The hard drive is making scary noises and I'm experiencing increasingly-frequent lock ups. And now I noticed in System Profiler that I'd lost a 1/2G of RAM. Turns out this is a common issue and there is now an online petition about it.

I'm about to put AppleCare to the test. I want them to replace the RAM and/or logic board, give me a new drive, and ideally a new LCD - I have some of the dreaded 'white spots. Problem, is the behaviors are intermittent, and Apple has not acknoweldged the logic board problem at all. We'll see...

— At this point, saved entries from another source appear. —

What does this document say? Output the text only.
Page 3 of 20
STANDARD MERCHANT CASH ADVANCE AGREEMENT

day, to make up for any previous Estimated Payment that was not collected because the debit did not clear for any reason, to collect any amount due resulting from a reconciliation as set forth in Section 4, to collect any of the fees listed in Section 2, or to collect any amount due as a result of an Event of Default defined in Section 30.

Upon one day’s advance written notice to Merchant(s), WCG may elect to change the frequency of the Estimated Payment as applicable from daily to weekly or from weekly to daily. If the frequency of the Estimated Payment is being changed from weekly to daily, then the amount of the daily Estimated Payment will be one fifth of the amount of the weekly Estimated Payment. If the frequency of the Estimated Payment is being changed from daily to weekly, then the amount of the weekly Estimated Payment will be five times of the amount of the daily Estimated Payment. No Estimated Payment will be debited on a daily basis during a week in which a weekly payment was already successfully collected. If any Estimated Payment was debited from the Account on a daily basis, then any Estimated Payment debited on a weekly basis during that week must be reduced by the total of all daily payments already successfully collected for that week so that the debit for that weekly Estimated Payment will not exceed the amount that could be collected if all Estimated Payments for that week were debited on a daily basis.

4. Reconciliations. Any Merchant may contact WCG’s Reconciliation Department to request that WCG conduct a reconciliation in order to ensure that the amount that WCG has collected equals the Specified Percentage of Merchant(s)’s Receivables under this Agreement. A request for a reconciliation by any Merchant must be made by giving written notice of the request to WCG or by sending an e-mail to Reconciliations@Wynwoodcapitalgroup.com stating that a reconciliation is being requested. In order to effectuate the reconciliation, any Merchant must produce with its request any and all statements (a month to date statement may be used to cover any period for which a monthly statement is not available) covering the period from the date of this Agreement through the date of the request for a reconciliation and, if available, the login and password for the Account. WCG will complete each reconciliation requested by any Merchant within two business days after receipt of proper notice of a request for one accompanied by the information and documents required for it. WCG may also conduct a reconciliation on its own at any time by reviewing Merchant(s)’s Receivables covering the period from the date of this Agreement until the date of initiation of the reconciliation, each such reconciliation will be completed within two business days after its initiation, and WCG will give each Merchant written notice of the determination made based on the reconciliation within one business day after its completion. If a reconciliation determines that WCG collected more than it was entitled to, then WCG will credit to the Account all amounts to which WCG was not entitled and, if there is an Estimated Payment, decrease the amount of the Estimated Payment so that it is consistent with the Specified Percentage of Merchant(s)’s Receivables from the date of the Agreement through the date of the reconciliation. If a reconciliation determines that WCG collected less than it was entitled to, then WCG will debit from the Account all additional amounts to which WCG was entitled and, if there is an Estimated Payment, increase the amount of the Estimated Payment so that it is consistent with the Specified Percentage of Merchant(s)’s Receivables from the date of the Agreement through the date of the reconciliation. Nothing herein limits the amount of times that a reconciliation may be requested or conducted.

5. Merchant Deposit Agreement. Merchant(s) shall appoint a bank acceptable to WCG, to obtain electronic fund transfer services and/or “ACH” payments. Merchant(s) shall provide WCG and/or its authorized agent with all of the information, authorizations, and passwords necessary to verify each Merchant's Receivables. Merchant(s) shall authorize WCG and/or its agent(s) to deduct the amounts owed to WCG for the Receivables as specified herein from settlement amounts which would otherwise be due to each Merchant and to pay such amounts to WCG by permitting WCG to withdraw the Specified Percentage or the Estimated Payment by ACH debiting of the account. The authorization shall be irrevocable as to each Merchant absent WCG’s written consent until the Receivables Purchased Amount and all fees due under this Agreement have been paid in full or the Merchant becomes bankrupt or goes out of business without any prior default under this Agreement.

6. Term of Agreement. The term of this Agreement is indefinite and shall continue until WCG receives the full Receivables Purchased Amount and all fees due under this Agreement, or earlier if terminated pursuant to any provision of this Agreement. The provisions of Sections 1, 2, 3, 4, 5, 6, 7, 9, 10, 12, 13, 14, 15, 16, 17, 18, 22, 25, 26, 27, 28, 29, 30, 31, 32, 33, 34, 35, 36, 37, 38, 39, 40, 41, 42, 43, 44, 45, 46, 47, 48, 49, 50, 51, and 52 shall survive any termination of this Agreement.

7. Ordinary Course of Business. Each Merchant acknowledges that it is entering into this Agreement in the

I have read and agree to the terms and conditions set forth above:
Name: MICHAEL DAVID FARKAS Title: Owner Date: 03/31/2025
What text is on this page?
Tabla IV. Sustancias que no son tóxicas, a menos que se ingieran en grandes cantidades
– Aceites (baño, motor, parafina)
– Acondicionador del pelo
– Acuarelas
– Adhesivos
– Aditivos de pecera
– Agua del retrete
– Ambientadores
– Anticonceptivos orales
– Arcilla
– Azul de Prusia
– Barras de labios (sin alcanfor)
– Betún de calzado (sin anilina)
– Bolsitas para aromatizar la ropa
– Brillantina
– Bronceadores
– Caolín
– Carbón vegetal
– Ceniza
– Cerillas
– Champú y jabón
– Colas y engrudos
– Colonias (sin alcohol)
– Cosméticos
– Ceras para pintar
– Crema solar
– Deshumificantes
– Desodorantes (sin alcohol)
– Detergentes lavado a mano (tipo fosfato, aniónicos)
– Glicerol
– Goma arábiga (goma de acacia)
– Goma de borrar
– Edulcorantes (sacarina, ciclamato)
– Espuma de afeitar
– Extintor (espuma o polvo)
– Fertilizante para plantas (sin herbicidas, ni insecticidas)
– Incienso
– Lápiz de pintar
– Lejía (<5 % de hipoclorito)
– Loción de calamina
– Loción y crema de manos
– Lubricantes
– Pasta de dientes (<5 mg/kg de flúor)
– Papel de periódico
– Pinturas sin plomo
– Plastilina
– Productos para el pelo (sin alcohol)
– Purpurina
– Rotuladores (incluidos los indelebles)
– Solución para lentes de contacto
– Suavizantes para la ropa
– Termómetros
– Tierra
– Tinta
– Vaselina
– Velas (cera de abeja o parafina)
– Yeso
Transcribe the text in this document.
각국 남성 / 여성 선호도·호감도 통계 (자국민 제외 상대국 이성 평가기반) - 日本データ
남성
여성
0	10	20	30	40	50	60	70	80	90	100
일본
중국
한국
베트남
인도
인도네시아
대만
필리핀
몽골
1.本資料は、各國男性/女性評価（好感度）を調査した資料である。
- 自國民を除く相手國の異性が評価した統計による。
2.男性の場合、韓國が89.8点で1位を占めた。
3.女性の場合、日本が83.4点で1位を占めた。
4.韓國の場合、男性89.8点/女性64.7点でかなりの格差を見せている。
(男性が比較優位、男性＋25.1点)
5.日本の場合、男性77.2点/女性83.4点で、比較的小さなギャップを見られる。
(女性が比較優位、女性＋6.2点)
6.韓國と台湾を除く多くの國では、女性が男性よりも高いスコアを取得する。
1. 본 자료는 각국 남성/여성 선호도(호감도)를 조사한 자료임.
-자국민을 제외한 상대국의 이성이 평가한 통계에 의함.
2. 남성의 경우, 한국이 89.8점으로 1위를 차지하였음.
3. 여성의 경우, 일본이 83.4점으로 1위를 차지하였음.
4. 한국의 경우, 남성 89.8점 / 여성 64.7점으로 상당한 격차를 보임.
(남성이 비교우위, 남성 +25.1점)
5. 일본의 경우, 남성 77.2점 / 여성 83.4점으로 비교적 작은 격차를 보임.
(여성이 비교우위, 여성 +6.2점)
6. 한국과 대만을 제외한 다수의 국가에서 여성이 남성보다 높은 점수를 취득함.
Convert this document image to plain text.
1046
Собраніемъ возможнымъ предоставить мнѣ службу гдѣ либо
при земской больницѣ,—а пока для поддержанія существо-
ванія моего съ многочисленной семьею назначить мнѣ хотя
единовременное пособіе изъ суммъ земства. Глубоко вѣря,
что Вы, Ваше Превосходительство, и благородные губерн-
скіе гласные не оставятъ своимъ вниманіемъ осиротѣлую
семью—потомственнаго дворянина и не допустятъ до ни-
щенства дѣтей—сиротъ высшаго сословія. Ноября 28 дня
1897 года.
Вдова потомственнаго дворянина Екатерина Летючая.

Update: I did in fact try to take it to the Apple Store in downtown SF, as Sam suggested. This is also what the AppleCare rep suggested. However, this is not a good idea - the wait for a 'Genius' was 90 minutes. There apparently is no way to just drop the thing off and go. Heck with that. (Sam reports the wait at Stonestown is much shorter, but I'm not going all the way out there).

Called for the box from DHL, got it Friday morning, put the machine in, called them again, they came back in the afternoon, and off it went. So far so good with AppleCare.

More updates: got the machine back on Tuesday. Very fast turnaround. Unfortunately, all they did was swap out the logic board. No new screen, no new drive, no explanation. Maybe I have to resort to talking to a genius.

I also noticed that they reinstalled the one RAM chip I sent them to the upper slot - the one that doesn't malfunction. Maybe a coincidence, or maybe they were hedging against the possibility that the bottom RAM slot would fail again. Hmm.